O Apocalipse é o Fim dos Tempos. Mas de que Tempos? O fim dos tempos aeónicos das religiões abraâmicas do Livro. É o fim da Temporalidade Histórica a que o eu está inconscientemente subordinado e do qual finalmente se liberta pela experiência antinómica do Presente Eterno. Todos os que vivem o Processo Iluminativo da Iniciação conhecem esse epílogo da máscara do ego humano que antecede a Iluminação. Na Tradição esotérica, corresponde à Travessia do Abismo, a Noite Negra da Alma, e a sua exaltação como Iniciado Transfigurado no Pleroma.
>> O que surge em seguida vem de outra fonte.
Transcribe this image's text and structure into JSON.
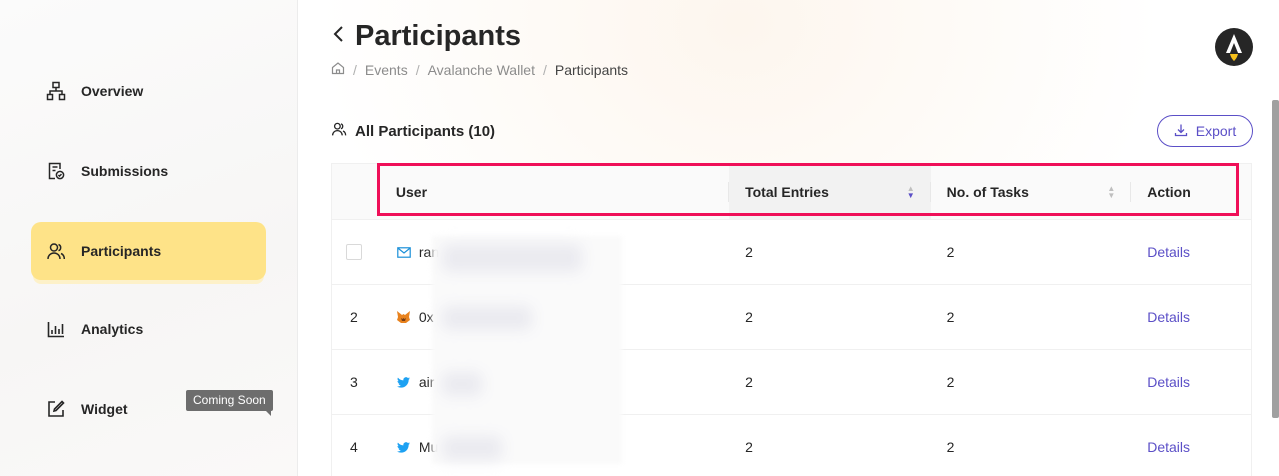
{
  "sidebar": {
    "items": [
      {
        "label": "Overview",
        "icon": "sitemap-icon"
      },
      {
        "label": "Submissions",
        "icon": "document-check-icon"
      },
      {
        "label": "Participants",
        "icon": "users-icon",
        "active": true
      },
      {
        "label": "Analytics",
        "icon": "bar-chart-icon"
      },
      {
        "label": "Widget",
        "icon": "edit-icon"
      }
    ],
    "badge": "Coming Soon"
  },
  "header": {
    "title": "Participants",
    "breadcrumb": [
      "Events",
      "Avalanche Wallet",
      "Participants"
    ]
  },
  "section": {
    "title": "All Participants (10)",
    "export_label": "Export"
  },
  "table": {
    "columns": [
      "User",
      "Total Entries",
      "No. of Tasks",
      "Action"
    ],
    "rows": [
      {
        "index": "",
        "user_type": "email-icon",
        "user": "ran",
        "total_entries": "2",
        "tasks": "2",
        "action": "Details"
      },
      {
        "index": "2",
        "user_type": "metamask-icon",
        "user": "0x",
        "total_entries": "2",
        "tasks": "2",
        "action": "Details"
      },
      {
        "index": "3",
        "user_type": "twitter-icon",
        "user": "air",
        "total_entries": "2",
        "tasks": "2",
        "action": "Details"
      },
      {
        "index": "4",
        "user_type": "twitter-icon",
        "user": "Mu",
        "total_entries": "2",
        "tasks": "2",
        "action": "Details"
      }
    ]
  },
  "colors": {
    "accent": "#5b4fc7",
    "active_nav": "#fee388",
    "highlight": "#ef0f58",
    "twitter": "#1da1f2"
  }
}
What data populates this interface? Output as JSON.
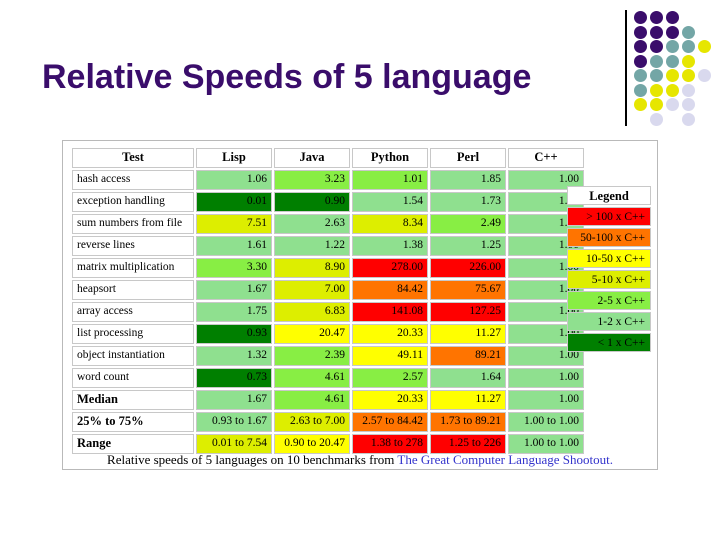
{
  "title": "Relative Speeds of 5 language",
  "caption": {
    "text": "Relative speeds of 5 languages on 10 benchmarks from ",
    "link": "The Great Computer Language Shootout.",
    "link_color": "#3333cc"
  },
  "table": {
    "columns": [
      "Test",
      "Lisp",
      "Java",
      "Python",
      "Perl",
      "C++"
    ],
    "rows": [
      {
        "label": "hash access",
        "summary": false,
        "cells": [
          {
            "value": "1.06",
            "color": "#8fe08f"
          },
          {
            "value": "3.23",
            "color": "#88ee44"
          },
          {
            "value": "1.01",
            "color": "#88ee44"
          },
          {
            "value": "1.85",
            "color": "#8fe08f"
          },
          {
            "value": "1.00",
            "color": "#8fe08f"
          }
        ]
      },
      {
        "label": "exception handling",
        "summary": false,
        "cells": [
          {
            "value": "0.01",
            "color": "#007f00"
          },
          {
            "value": "0.90",
            "color": "#007f00"
          },
          {
            "value": "1.54",
            "color": "#8fe08f"
          },
          {
            "value": "1.73",
            "color": "#8fe08f"
          },
          {
            "value": "1.00",
            "color": "#8fe08f"
          }
        ]
      },
      {
        "label": "sum numbers from file",
        "summary": false,
        "cells": [
          {
            "value": "7.51",
            "color": "#ddee00"
          },
          {
            "value": "2.63",
            "color": "#8fe08f"
          },
          {
            "value": "8.34",
            "color": "#ddee00"
          },
          {
            "value": "2.49",
            "color": "#88ee44"
          },
          {
            "value": "1.00",
            "color": "#8fe08f"
          }
        ]
      },
      {
        "label": "reverse lines",
        "summary": false,
        "cells": [
          {
            "value": "1.61",
            "color": "#8fe08f"
          },
          {
            "value": "1.22",
            "color": "#8fe08f"
          },
          {
            "value": "1.38",
            "color": "#8fe08f"
          },
          {
            "value": "1.25",
            "color": "#8fe08f"
          },
          {
            "value": "1.00",
            "color": "#8fe08f"
          }
        ]
      },
      {
        "label": "matrix multiplication",
        "summary": false,
        "cells": [
          {
            "value": "3.30",
            "color": "#88ee44"
          },
          {
            "value": "8.90",
            "color": "#ddee00"
          },
          {
            "value": "278.00",
            "color": "#ff0000"
          },
          {
            "value": "226.00",
            "color": "#ff0000"
          },
          {
            "value": "1.00",
            "color": "#8fe08f"
          }
        ]
      },
      {
        "label": "heapsort",
        "summary": false,
        "cells": [
          {
            "value": "1.67",
            "color": "#8fe08f"
          },
          {
            "value": "7.00",
            "color": "#ddee00"
          },
          {
            "value": "84.42",
            "color": "#ff7400"
          },
          {
            "value": "75.67",
            "color": "#ff7400"
          },
          {
            "value": "1.00",
            "color": "#8fe08f"
          }
        ]
      },
      {
        "label": "array access",
        "summary": false,
        "cells": [
          {
            "value": "1.75",
            "color": "#8fe08f"
          },
          {
            "value": "6.83",
            "color": "#ddee00"
          },
          {
            "value": "141.08",
            "color": "#ff0000"
          },
          {
            "value": "127.25",
            "color": "#ff0000"
          },
          {
            "value": "1.00",
            "color": "#8fe08f"
          }
        ]
      },
      {
        "label": "list processing",
        "summary": false,
        "cells": [
          {
            "value": "0.93",
            "color": "#007f00"
          },
          {
            "value": "20.47",
            "color": "#ffff00"
          },
          {
            "value": "20.33",
            "color": "#ffff00"
          },
          {
            "value": "11.27",
            "color": "#ffff00"
          },
          {
            "value": "1.00",
            "color": "#8fe08f"
          }
        ]
      },
      {
        "label": "object instantiation",
        "summary": false,
        "cells": [
          {
            "value": "1.32",
            "color": "#8fe08f"
          },
          {
            "value": "2.39",
            "color": "#88ee44"
          },
          {
            "value": "49.11",
            "color": "#ffff00"
          },
          {
            "value": "89.21",
            "color": "#ff7400"
          },
          {
            "value": "1.00",
            "color": "#8fe08f"
          }
        ]
      },
      {
        "label": "word count",
        "summary": false,
        "cells": [
          {
            "value": "0.73",
            "color": "#007f00"
          },
          {
            "value": "4.61",
            "color": "#88ee44"
          },
          {
            "value": "2.57",
            "color": "#88ee44"
          },
          {
            "value": "1.64",
            "color": "#8fe08f"
          },
          {
            "value": "1.00",
            "color": "#8fe08f"
          }
        ]
      },
      {
        "label": "Median",
        "summary": true,
        "cells": [
          {
            "value": "1.67",
            "color": "#8fe08f"
          },
          {
            "value": "4.61",
            "color": "#88ee44"
          },
          {
            "value": "20.33",
            "color": "#ffff00"
          },
          {
            "value": "11.27",
            "color": "#ffff00"
          },
          {
            "value": "1.00",
            "color": "#8fe08f"
          }
        ]
      },
      {
        "label": "25% to 75%",
        "summary": true,
        "cells": [
          {
            "value": "0.93 to 1.67",
            "color": "#8fe08f"
          },
          {
            "value": "2.63 to 7.00",
            "color": "#ddee00"
          },
          {
            "value": "2.57 to 84.42",
            "color": "#ff7400"
          },
          {
            "value": "1.73 to 89.21",
            "color": "#ff7400"
          },
          {
            "value": "1.00 to 1.00",
            "color": "#8fe08f"
          }
        ]
      },
      {
        "label": "Range",
        "summary": true,
        "cells": [
          {
            "value": "0.01 to 7.54",
            "color": "#ddee00"
          },
          {
            "value": "0.90 to 20.47",
            "color": "#ffff00"
          },
          {
            "value": "1.38 to 278",
            "color": "#ff0000"
          },
          {
            "value": "1.25 to 226",
            "color": "#ff0000"
          },
          {
            "value": "1.00 to 1.00",
            "color": "#8fe08f"
          }
        ]
      }
    ]
  },
  "legend": {
    "title": "Legend",
    "entries": [
      {
        "label": "> 100 x C++",
        "color": "#ff0000"
      },
      {
        "label": "50-100 x C++",
        "color": "#ff7400"
      },
      {
        "label": "10-50 x C++",
        "color": "#ffff00"
      },
      {
        "label": "5-10 x C++",
        "color": "#ddee00"
      },
      {
        "label": "2-5 x C++",
        "color": "#88ee44"
      },
      {
        "label": "1-2 x C++",
        "color": "#8fe08f"
      },
      {
        "label": "< 1 x C++",
        "color": "#007f00"
      }
    ]
  },
  "decoration": {
    "colors": {
      "purple": "#3a0d6b",
      "teal": "#73a6a6",
      "yellow": "#e6e600",
      "lavender": "#d9d9ee"
    },
    "dots": [
      {
        "row": 0,
        "col": 0,
        "c": "purple"
      },
      {
        "row": 0,
        "col": 1,
        "c": "purple"
      },
      {
        "row": 0,
        "col": 2,
        "c": "purple"
      },
      {
        "row": 1,
        "col": 0,
        "c": "purple"
      },
      {
        "row": 1,
        "col": 1,
        "c": "purple"
      },
      {
        "row": 1,
        "col": 2,
        "c": "purple"
      },
      {
        "row": 1,
        "col": 3,
        "c": "teal"
      },
      {
        "row": 2,
        "col": 0,
        "c": "purple"
      },
      {
        "row": 2,
        "col": 1,
        "c": "purple"
      },
      {
        "row": 2,
        "col": 2,
        "c": "teal"
      },
      {
        "row": 2,
        "col": 3,
        "c": "teal"
      },
      {
        "row": 2,
        "col": 4,
        "c": "yellow"
      },
      {
        "row": 3,
        "col": 0,
        "c": "purple"
      },
      {
        "row": 3,
        "col": 1,
        "c": "teal"
      },
      {
        "row": 3,
        "col": 2,
        "c": "teal"
      },
      {
        "row": 3,
        "col": 3,
        "c": "yellow"
      },
      {
        "row": 4,
        "col": 0,
        "c": "teal"
      },
      {
        "row": 4,
        "col": 1,
        "c": "teal"
      },
      {
        "row": 4,
        "col": 2,
        "c": "yellow"
      },
      {
        "row": 4,
        "col": 3,
        "c": "yellow"
      },
      {
        "row": 4,
        "col": 4,
        "c": "lavender"
      },
      {
        "row": 5,
        "col": 0,
        "c": "teal"
      },
      {
        "row": 5,
        "col": 1,
        "c": "yellow"
      },
      {
        "row": 5,
        "col": 2,
        "c": "yellow"
      },
      {
        "row": 5,
        "col": 3,
        "c": "lavender"
      },
      {
        "row": 6,
        "col": 0,
        "c": "yellow"
      },
      {
        "row": 6,
        "col": 1,
        "c": "yellow"
      },
      {
        "row": 6,
        "col": 2,
        "c": "lavender"
      },
      {
        "row": 6,
        "col": 3,
        "c": "lavender"
      },
      {
        "row": 7,
        "col": 1,
        "c": "lavender"
      },
      {
        "row": 7,
        "col": 3,
        "c": "lavender"
      }
    ]
  }
}
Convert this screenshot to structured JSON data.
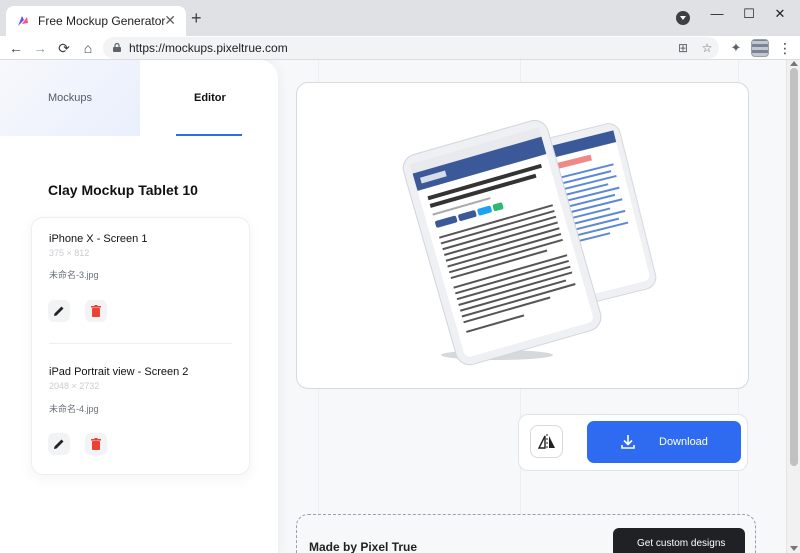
{
  "browser": {
    "tab_title": "Free Mockup Generator",
    "tab_close": "✕",
    "new_tab": "+",
    "url": "https://mockups.pixeltrue.com",
    "window": {
      "minimize": "—",
      "maximize": "☐",
      "close": "✕"
    },
    "nav": {
      "back": "←",
      "forward": "→",
      "reload": "⟳",
      "home": "⌂"
    },
    "menu": "⋮"
  },
  "sidebar": {
    "tabs": [
      {
        "label": "Mockups"
      },
      {
        "label": "Editor"
      }
    ],
    "active_tab": "Editor",
    "panel_title": "Clay Mockup Tablet 10",
    "screens": [
      {
        "name": "iPhone X - Screen 1",
        "dimensions": "375 × 812",
        "file": "未命名-3.jpg"
      },
      {
        "name": "iPad Portrait view - Screen 2",
        "dimensions": "2048 × 2732",
        "file": "未命名-4.jpg"
      }
    ]
  },
  "actions": {
    "download_label": "Download"
  },
  "footer": {
    "made_by": "Made by Pixel True",
    "custom_designs_label": "Get custom designs"
  },
  "colors": {
    "accent": "#2f6bf0",
    "delete": "#ea4335",
    "dark_button": "#202124"
  }
}
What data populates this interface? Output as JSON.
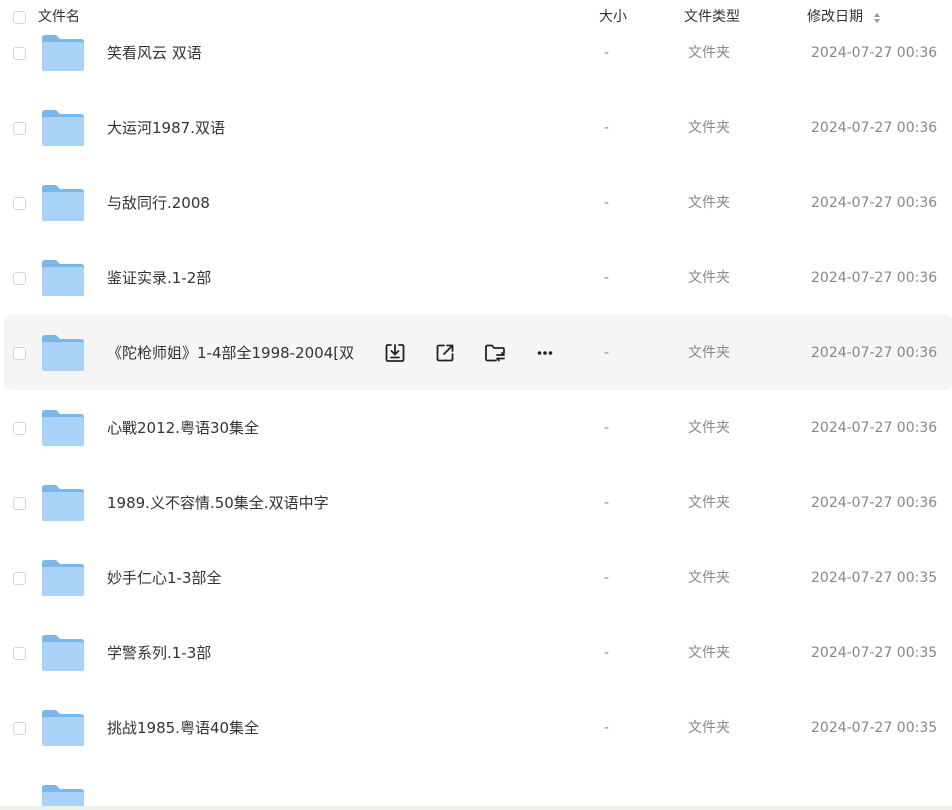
{
  "table": {
    "headers": {
      "name": "文件名",
      "size": "大小",
      "type": "文件类型",
      "modified": "修改日期"
    },
    "rows": [
      {
        "name": "笑看风云 双语",
        "size": "-",
        "type": "文件夹",
        "modified": "2024-07-27 00:36"
      },
      {
        "name": "大运河1987.双语",
        "size": "-",
        "type": "文件夹",
        "modified": "2024-07-27 00:36"
      },
      {
        "name": "与敌同行.2008",
        "size": "-",
        "type": "文件夹",
        "modified": "2024-07-27 00:36"
      },
      {
        "name": "鉴证实录.1-2部",
        "size": "-",
        "type": "文件夹",
        "modified": "2024-07-27 00:36"
      },
      {
        "name": "《陀枪师姐》1-4部全1998-2004[双",
        "size": "-",
        "type": "文件夹",
        "modified": "2024-07-27 00:36"
      },
      {
        "name": "心戰2012.粤语30集全",
        "size": "-",
        "type": "文件夹",
        "modified": "2024-07-27 00:36"
      },
      {
        "name": "1989.义不容情.50集全.双语中字",
        "size": "-",
        "type": "文件夹",
        "modified": "2024-07-27 00:36"
      },
      {
        "name": "妙手仁心1-3部全",
        "size": "-",
        "type": "文件夹",
        "modified": "2024-07-27 00:35"
      },
      {
        "name": "学警系列.1-3部",
        "size": "-",
        "type": "文件夹",
        "modified": "2024-07-27 00:35"
      },
      {
        "name": "挑战1985.粤语40集全",
        "size": "-",
        "type": "文件夹",
        "modified": "2024-07-27 00:35"
      }
    ],
    "hovered_row_actions": [
      "download-icon",
      "share-icon",
      "move-to-folder-icon",
      "more-icon"
    ],
    "sort_icon": "sort-updown-icon"
  },
  "colors": {
    "folder_top": "#7ab7ea",
    "folder_body": "#a8d2f8",
    "hover_bg": "#f5f5f6",
    "muted_text": "#888888"
  }
}
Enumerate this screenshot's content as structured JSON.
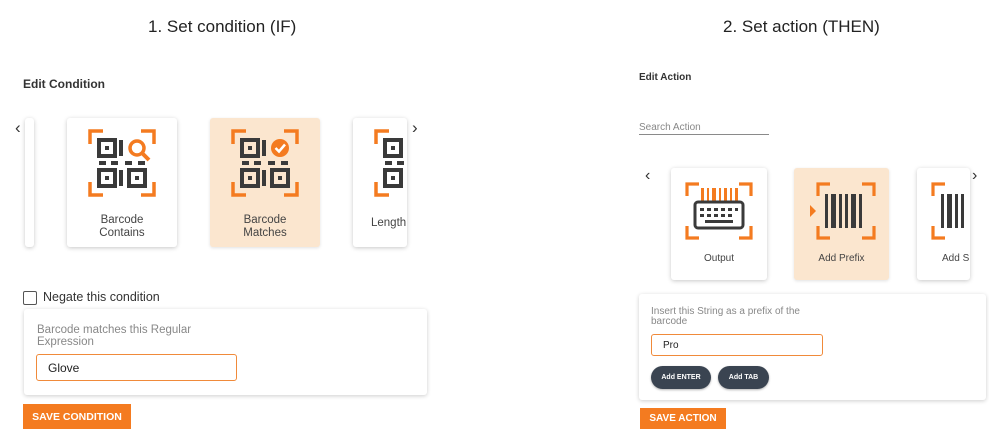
{
  "condition_section": {
    "step_title": "1.  Set condition (IF)",
    "heading": "Edit Condition",
    "cards": [
      {
        "label": "Barcode\nContains",
        "icon": "qr-search-icon",
        "selected": false
      },
      {
        "label": "Barcode\nMatches",
        "icon": "qr-check-icon",
        "selected": true
      },
      {
        "label": "Length",
        "icon": "qr-icon",
        "selected": false
      }
    ],
    "negate_label": "Negate this condition",
    "negate_checked": false,
    "field_label": "Barcode matches this Regular Expression",
    "field_value": "Glove",
    "save_label": "SAVE CONDITION"
  },
  "action_section": {
    "step_title": "2.  Set action (THEN)",
    "heading": "Edit Action",
    "search_placeholder": "Search Action",
    "cards": [
      {
        "label": "Output",
        "icon": "keyboard-barcode-icon",
        "selected": false
      },
      {
        "label": "Add Prefix",
        "icon": "prefix-barcode-icon",
        "selected": true
      },
      {
        "label": "Add S",
        "icon": "barcode-icon",
        "selected": false
      }
    ],
    "field_label": "Insert this String as a prefix of the barcode",
    "field_value": "Pro",
    "add_enter_label": "Add ENTER",
    "add_tab_label": "Add TAB",
    "save_label": "SAVE ACTION"
  },
  "colors": {
    "accent": "#f47b20",
    "selected_card": "#fbe6cf",
    "pill": "#3a4451"
  }
}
Na Tradição Egípcia Antiga era Set quem representava esse papel, desencadeando a reversão e a posterior Iluminação apocalíptica do Iniciado. Set é, como Caim, o assassino e o coveiro do ego. Somos, por isso, Filhos de Set e Hórus, de Heru-Set. Custa-nos reconhecer que o Ser está totalmente ausente da Humanidade e de suas infinitas máscaras egotrópicas. A Humanidade inteira está refém do estado de amnésia e alienação da Existência, tão típica hoje entre os pretensos Iniciados das Maçonarias Profanas. Só é verdadeiramente Livre e Iluminado quem deixou de ser amnésico. Esse é o primeiro passo para o Despertar. O Iniciado é o Inimigo da Amnésia Espiritual.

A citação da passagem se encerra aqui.